Musa Özateş isimli arkadaşımıza is konuşma tarzından dolayı bir şey diyemiyorum. çünkü hakkım değil. ilk mesajıma ki şiddetin sebebini anlayamadım bir tepki ile :
biz böyle hareket çok gördük baykal sizlere birkaç vekillik verir herşeyden vazgeçer kaynur gidersiniz
ayrıca akreplerle yılanların kavgasından bize ne
biz aleviyiz bunu artık bilin yolunuz açık olsun
demesi. verdiğim cevaba hitaben Tersine dönüştürmek baykalı iktidara getirmek olacaksa yada başkasını bu tersine çevirmek olmaz sayılmaz onların farkları çok azdır tabiri ve uslup hakkında bir kaç irdeleme yapmak gayretindeyim. sağolsun arkadaşlar hoşgeldin tadında cevaplar yazdılar. ama herkesin tarzı ve kişilere yaklaşımı aynı ölçüde olmuyor. yanlız dikkat edilmesi gerekn şu başlıklara dair bişiler söylemek istiyorum.

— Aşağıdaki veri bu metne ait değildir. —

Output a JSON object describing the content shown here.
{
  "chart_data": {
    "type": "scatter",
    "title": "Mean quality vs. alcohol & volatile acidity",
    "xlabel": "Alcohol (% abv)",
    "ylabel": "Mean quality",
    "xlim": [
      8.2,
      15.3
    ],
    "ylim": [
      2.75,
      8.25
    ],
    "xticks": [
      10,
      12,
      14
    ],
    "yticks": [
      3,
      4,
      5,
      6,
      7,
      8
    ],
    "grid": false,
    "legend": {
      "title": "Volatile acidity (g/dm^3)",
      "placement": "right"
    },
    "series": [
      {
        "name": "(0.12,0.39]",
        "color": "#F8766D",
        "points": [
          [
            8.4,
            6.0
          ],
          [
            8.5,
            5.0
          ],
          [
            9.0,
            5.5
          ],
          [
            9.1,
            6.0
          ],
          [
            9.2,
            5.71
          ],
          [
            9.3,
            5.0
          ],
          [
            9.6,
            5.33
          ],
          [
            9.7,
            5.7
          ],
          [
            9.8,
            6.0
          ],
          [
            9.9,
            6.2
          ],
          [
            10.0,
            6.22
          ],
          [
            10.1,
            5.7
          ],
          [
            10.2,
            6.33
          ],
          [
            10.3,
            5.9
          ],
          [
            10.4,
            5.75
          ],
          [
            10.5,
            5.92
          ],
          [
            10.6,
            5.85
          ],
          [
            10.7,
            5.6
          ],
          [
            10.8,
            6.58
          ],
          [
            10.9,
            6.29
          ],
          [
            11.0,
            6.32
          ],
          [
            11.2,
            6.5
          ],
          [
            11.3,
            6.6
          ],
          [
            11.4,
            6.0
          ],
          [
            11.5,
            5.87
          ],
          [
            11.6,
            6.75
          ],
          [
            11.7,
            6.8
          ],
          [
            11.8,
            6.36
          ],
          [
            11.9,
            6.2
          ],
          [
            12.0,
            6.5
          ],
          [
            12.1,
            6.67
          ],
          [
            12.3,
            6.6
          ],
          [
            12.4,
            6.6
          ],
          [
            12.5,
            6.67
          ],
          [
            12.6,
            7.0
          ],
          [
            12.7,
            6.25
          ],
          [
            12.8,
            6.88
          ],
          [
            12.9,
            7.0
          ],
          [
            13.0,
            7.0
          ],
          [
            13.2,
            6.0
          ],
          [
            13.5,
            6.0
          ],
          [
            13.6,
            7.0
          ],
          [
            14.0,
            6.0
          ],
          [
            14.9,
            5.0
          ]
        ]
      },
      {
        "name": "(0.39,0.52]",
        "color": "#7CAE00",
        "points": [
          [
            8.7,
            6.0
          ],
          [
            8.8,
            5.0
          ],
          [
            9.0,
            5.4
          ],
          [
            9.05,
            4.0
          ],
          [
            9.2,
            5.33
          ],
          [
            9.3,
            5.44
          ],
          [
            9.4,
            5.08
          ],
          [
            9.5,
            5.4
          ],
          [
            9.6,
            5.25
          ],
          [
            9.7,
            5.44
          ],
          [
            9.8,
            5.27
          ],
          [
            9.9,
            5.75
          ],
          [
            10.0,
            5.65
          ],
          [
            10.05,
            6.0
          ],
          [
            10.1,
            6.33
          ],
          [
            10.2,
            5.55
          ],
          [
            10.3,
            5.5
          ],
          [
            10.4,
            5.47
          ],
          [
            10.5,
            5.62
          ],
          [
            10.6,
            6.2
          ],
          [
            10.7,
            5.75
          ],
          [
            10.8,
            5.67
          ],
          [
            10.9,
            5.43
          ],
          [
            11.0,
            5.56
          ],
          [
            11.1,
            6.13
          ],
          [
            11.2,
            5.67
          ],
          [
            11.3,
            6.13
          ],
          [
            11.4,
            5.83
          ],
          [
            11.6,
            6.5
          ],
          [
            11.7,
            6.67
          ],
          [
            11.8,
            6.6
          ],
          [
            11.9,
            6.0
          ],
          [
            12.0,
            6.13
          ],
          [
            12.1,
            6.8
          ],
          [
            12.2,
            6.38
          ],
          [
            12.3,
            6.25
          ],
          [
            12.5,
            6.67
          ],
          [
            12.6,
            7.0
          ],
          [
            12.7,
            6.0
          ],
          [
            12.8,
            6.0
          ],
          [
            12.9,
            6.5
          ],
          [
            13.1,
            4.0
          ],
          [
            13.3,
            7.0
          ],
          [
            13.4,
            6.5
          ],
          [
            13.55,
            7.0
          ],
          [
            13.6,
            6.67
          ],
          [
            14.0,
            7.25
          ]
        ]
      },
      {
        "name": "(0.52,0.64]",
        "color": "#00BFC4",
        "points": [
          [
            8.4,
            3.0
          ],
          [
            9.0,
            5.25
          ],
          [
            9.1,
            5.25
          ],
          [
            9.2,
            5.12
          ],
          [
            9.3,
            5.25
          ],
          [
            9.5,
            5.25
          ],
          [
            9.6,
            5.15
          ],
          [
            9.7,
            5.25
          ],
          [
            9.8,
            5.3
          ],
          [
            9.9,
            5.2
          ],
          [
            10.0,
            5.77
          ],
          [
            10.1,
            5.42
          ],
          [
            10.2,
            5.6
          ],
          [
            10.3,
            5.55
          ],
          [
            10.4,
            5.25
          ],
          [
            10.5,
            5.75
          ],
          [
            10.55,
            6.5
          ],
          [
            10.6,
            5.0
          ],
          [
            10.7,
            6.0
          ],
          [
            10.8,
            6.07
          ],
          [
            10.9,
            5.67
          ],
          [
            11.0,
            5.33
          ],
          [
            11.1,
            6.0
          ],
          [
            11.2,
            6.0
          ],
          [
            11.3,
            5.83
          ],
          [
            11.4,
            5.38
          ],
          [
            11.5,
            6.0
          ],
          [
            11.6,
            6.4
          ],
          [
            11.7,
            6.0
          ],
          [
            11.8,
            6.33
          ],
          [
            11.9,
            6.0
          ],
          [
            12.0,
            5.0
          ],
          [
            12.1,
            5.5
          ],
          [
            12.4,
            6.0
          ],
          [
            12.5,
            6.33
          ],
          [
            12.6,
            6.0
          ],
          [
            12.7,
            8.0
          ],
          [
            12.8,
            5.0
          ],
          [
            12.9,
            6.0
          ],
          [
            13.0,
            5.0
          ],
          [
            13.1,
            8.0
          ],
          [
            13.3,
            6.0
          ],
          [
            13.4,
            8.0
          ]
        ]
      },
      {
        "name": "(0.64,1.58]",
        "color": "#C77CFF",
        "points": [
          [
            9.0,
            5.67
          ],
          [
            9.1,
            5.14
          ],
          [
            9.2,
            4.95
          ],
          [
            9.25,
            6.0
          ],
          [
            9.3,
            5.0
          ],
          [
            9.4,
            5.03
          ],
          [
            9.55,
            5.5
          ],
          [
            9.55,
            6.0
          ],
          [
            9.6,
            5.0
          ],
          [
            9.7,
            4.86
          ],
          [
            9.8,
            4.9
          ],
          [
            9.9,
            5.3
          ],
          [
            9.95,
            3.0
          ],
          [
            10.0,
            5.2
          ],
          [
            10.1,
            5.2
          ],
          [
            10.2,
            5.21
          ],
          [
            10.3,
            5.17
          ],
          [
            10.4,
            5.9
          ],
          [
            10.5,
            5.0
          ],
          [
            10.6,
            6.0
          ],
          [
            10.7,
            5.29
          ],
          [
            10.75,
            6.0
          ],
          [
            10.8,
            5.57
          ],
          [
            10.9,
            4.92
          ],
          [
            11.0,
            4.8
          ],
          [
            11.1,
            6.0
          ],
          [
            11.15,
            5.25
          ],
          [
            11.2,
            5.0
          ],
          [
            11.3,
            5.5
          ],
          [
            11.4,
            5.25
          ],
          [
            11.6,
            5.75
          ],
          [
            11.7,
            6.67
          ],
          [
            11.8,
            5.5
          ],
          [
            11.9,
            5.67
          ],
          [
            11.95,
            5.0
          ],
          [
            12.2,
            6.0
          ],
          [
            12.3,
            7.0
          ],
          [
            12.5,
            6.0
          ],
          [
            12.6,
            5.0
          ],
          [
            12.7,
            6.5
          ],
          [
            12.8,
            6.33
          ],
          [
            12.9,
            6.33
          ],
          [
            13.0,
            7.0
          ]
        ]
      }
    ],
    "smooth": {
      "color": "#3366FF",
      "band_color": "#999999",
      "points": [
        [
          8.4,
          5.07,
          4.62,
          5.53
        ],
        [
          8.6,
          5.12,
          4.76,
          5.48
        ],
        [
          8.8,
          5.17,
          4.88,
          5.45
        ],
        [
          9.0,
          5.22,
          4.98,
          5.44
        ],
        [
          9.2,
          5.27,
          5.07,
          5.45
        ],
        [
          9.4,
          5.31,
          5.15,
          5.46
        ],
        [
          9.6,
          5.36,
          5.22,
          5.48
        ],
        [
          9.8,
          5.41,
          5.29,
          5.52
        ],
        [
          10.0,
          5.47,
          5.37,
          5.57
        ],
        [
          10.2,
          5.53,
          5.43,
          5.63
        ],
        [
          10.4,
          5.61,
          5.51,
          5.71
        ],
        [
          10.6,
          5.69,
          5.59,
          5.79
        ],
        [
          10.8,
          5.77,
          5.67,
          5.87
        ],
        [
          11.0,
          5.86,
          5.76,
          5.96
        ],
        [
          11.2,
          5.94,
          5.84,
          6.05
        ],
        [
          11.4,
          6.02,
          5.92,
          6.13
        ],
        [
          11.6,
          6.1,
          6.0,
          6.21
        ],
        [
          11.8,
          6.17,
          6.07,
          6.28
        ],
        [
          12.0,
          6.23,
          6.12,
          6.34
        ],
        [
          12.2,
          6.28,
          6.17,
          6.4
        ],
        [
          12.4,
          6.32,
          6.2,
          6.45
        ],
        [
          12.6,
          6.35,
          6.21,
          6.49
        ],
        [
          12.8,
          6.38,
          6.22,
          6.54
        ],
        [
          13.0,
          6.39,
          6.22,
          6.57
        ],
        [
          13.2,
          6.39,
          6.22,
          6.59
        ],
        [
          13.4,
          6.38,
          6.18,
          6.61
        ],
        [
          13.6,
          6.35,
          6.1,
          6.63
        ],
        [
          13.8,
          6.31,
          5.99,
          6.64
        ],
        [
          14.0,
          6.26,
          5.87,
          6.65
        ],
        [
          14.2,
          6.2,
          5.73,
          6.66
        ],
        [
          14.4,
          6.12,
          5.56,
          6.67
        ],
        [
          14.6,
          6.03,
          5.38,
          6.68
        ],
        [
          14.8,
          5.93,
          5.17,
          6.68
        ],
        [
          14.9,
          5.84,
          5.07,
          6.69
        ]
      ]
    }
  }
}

Laikliğin ne olduğunu ve sınırlarını yasa metni ne geçirmeden laikliği desteklemek bizim anlayışımıza uymaz,diyanet varolduğu sürece laikliğin tüm tanımlamaları YAMUKTUR anlaşılan o ki günümüz siyasetçilerin laik anti laik sürtüşmesinde bir taraf olma çabasındasınız. ama biz değiliz. bu tanımlamalar ülke menfaatleri ve yaşanan yoksulluğun ne çözümüdür ne de temeli. yaklaşık 100 yıldır süren laisizm ve sekürelizm çekişmesinden bilmem farkındamısınız ama ekmek yiyen bir kitle oluştu. laik ve anti laik yönlendiriciler ve tarafları bu ülkeyi zerzele eşiğine getirmekten başka bir işlev yapamadılar. biz laikliği cumhuriyetin altı ilkesinden biri olduğunu ve diğerlerinden üstün olmadığını önemle vurgulamak gayretindeyiz.

Din kendi gerçek eksenine oturursa bu sorunların hepsi ortadan kalkar mümin münafıktan ayrılmış olur.Bu yüzden ülkemizin 12 imamların bilgisine ihtiyacı vardır. buna yürekten katılıyorum. yanlız dikkat edilmesi gereken husus ve korkulması gereken husus herkesin sizin gibi yahut maneviyatı güçlü olan insanları gibi bu işin hassaietini bilemeyeceği bu sebeple siyasetin içinde sapla samanı ayıramayanların elinde kirletimesi endişes içinde olduğumuzdur.

bu iki örnek ile irdelemeyi kısa tutmak gayretindeyim. sitem ettiğiniz konuların çoğuna aslında parmak bastığımızın farkında olmanızı temenni ederim. şu unutulmamalıdır ki insanların gönlünü 12 imam sevgisiyle doldurmak büyük ve onurlu bir iştir. bu dönemin siyasi şartlaında yok sayılarak bunu gerçekleştirmek güç hemde çok güçtür. toplumsal dönüşüm hareketi de hak ve eşitlik ilkesinin dünyevi ortamında layıkıyla sağlanmasını baz almaktadır. istediğimiz yeni bir şeyleri dinletmek, farklı olduğumuzu vurgulamaktır. ayrıca unutulmaması gereken bir şey daha vardır ki karşıdakini dikkatli dinlemek alında bir çok noktada aynı şeyleri söylediğinizin farkında olduğunun farkına varmaktır. herkese saygılarımı sunuyorum.